Tornar-se um educador inclusivo não é um ato de chegada, mas um compromisso permanente com o inacabamento, como diria Paulo Freire. É preciso abandonar a zona de conforto dos planejamentos homogêneos e das avaliações padronizadas para abraçar a complexidade de ensinar a sujeitos diversos, com tempos, histórias e modos de aprender radicalmente diferentes. O educador inclusivo é, antes de tudo, alguém que se recusa a aceitar que o sistema está pronto — ele sabe que a escola precisa ser redesenhada a cada estudante que entra por seus portões.
É um equívoco comum tratar a inclusão apenas como uma adaptação metodológica para estudantes com deficiência. A inclusão verdadeira é mais profunda e mais ampla: ela implica uma mudança de olhar. Ela nos exige abandonar a lógica do “normal” e do “desvio” — aquela que divide alunos entre os que “dão conta” e os que “atrapalham o ritmo da turma”. Um educador inclusivo entende que não há ritmo único, e que ensinar bem é justamente ajustar-se às diferentes velocidades. Isso não significa diluir o conteúdo ou abaixar as expectativas. Significa, antes, reinventar as formas de acessar o conhecimento.
Nessa reinvenção, escuta e curiosidade são ferramentas tão importantes quanto os livros didáticos. Conhecer os alunos é um ato pedagógico. Não basta saber o nome, é preciso saber do que riem, com o que se entristecem, como se expressam. Um aluno que não fala, por exemplo, pode ter muito a dizer — se o educador estiver disposto a escutar com outros sentidos. A Língua Brasileira de Sinais, os recursos de comunicação alternativa, as tecnologias assistivas são pontes, mas só funcionam se a escuta for genuína.
Essa escuta exige formação, sim, mas também exige ética. Não se trata apenas de participar de cursos ou acumular certificados. Trata-se de cultivar um olhar sensível, capaz de reconhecer que a diferença não é um obstáculo à aprendizagem, mas sua condição. O filósofo francês Jacques Rancière, ao refletir sobre a ideia de emancipação intelectual, defende que todo ser humano é igualmente inteligente — o que muda são os caminhos que se percorrem para aprender. Um educador inclusivo parte dessa premissa: todos podem aprender, desde que lhes sejam garantidos os meios adequados.
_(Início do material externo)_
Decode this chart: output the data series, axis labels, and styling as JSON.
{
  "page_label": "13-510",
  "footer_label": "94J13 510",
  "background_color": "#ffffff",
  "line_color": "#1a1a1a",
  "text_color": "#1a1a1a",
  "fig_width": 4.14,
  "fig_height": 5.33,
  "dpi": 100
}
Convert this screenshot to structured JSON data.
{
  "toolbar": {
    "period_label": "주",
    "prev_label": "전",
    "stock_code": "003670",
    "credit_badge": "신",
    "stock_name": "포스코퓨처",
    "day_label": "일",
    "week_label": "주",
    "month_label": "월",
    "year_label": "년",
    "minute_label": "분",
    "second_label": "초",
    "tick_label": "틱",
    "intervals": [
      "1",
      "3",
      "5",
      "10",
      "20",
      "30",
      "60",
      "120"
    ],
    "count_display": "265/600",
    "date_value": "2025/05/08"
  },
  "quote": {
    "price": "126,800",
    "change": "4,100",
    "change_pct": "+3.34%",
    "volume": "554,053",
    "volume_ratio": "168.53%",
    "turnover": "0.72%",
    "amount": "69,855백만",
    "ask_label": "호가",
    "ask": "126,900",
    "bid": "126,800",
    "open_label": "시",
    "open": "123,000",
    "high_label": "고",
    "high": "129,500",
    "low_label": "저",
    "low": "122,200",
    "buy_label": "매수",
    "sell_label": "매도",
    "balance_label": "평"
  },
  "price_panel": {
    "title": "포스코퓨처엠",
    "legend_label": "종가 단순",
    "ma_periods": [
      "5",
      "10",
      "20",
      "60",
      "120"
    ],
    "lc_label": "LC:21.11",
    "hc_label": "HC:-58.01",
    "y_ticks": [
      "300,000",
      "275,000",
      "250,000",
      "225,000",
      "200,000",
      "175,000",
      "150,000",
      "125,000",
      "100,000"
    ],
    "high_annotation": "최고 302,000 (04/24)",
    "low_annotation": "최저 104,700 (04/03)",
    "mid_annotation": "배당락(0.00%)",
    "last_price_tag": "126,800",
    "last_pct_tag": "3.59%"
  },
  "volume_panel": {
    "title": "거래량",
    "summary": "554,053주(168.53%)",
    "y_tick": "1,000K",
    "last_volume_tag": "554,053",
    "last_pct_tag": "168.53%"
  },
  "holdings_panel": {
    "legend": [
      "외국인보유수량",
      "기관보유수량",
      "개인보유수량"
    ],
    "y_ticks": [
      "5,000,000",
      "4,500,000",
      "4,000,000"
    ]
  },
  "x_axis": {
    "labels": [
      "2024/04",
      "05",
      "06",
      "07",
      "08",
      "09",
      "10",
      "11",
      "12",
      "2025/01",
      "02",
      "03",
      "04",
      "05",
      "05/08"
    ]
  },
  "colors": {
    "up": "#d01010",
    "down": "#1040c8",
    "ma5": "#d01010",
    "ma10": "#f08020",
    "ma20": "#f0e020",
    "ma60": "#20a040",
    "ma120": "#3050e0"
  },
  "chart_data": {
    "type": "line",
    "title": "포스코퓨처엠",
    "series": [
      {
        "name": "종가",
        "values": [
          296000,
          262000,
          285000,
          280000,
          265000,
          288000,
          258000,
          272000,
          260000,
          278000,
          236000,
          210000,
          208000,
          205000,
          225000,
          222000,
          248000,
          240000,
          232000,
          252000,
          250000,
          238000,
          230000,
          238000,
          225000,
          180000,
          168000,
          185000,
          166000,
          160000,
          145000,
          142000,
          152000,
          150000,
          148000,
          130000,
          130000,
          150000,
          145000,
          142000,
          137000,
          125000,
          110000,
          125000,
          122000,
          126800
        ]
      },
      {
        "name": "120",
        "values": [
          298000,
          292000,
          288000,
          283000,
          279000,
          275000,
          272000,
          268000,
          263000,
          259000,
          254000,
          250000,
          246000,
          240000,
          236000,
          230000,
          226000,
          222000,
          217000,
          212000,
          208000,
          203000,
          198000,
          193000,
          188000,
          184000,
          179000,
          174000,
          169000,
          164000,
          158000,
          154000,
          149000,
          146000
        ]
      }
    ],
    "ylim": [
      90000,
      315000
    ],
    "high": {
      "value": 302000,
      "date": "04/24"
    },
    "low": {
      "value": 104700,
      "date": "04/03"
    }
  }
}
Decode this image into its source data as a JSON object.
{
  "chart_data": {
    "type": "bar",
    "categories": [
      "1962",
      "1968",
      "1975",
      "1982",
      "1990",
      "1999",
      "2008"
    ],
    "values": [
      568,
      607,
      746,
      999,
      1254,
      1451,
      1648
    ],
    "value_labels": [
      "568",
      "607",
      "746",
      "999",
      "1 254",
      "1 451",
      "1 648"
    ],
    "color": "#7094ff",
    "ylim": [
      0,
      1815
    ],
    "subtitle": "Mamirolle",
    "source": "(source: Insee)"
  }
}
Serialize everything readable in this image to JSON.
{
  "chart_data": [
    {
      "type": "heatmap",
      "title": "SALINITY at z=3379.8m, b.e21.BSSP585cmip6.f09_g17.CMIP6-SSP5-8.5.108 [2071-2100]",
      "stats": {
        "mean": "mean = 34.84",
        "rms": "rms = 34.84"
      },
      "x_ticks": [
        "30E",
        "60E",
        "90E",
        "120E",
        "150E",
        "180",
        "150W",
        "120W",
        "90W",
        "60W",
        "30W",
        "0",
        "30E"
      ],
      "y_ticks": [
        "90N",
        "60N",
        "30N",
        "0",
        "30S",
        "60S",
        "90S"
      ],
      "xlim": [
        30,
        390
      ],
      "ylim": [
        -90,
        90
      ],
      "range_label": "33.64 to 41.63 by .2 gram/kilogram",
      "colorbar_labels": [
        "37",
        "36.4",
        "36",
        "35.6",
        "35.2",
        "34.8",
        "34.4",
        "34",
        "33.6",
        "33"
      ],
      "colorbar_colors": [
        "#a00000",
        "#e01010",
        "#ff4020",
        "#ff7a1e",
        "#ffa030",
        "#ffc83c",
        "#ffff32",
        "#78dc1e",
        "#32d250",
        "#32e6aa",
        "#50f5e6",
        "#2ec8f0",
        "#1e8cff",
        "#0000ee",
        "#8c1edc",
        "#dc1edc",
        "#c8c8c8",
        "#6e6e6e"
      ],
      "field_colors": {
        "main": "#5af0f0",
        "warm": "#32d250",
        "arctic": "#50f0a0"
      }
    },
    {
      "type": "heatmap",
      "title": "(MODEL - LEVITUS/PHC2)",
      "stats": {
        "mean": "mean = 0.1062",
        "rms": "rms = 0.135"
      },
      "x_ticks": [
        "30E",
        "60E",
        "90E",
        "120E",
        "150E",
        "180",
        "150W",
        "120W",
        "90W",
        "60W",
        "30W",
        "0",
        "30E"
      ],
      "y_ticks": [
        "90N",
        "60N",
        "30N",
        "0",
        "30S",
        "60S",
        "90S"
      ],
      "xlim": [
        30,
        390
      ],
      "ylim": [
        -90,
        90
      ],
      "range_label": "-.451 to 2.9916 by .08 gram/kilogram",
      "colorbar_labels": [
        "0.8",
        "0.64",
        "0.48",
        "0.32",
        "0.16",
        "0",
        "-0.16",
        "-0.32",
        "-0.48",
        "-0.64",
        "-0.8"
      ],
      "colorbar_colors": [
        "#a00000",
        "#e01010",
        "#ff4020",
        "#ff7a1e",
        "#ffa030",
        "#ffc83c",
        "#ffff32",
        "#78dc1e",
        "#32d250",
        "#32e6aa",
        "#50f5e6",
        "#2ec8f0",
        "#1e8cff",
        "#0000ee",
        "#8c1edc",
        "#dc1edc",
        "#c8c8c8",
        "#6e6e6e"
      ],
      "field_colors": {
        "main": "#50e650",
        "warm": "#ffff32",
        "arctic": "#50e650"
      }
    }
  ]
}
Mas esses meios não brotam do improviso ou da boa vontade. Eles exigem trabalho coletivo. A inclusão não é uma responsabilidade individual do professor, mas uma construção institucional. Uma escola que se pretende inclusiva precisa revisar seus currículos, flexibilizar suas práticas avaliativas, acolher as famílias como parceiras e investir em equipe multidisciplinar. Quando uma criança é excluída da experiência escolar — seja por barreiras físicas, comunicacionais ou simbólicas — o que fracassa não é o aluno, mas o projeto de educação.
E, no entanto, mesmo diante de tantas exigências, ser um educador inclusivo é, paradoxalmente, um dos caminhos mais potentes de reencontro com o sentido do ensinar. É nas pequenas vitórias — o aluno que finalmente lê em voz alta, o que compreende um conteúdo porque você usou um recurso visual, o que se sente respeitado pela primeira vez — que o professor redescobre a alegria pedagógica. Porque quando a escola acolhe a diferença, ela se humaniza. E educar, no fim das contas, é um gesto de humanidade.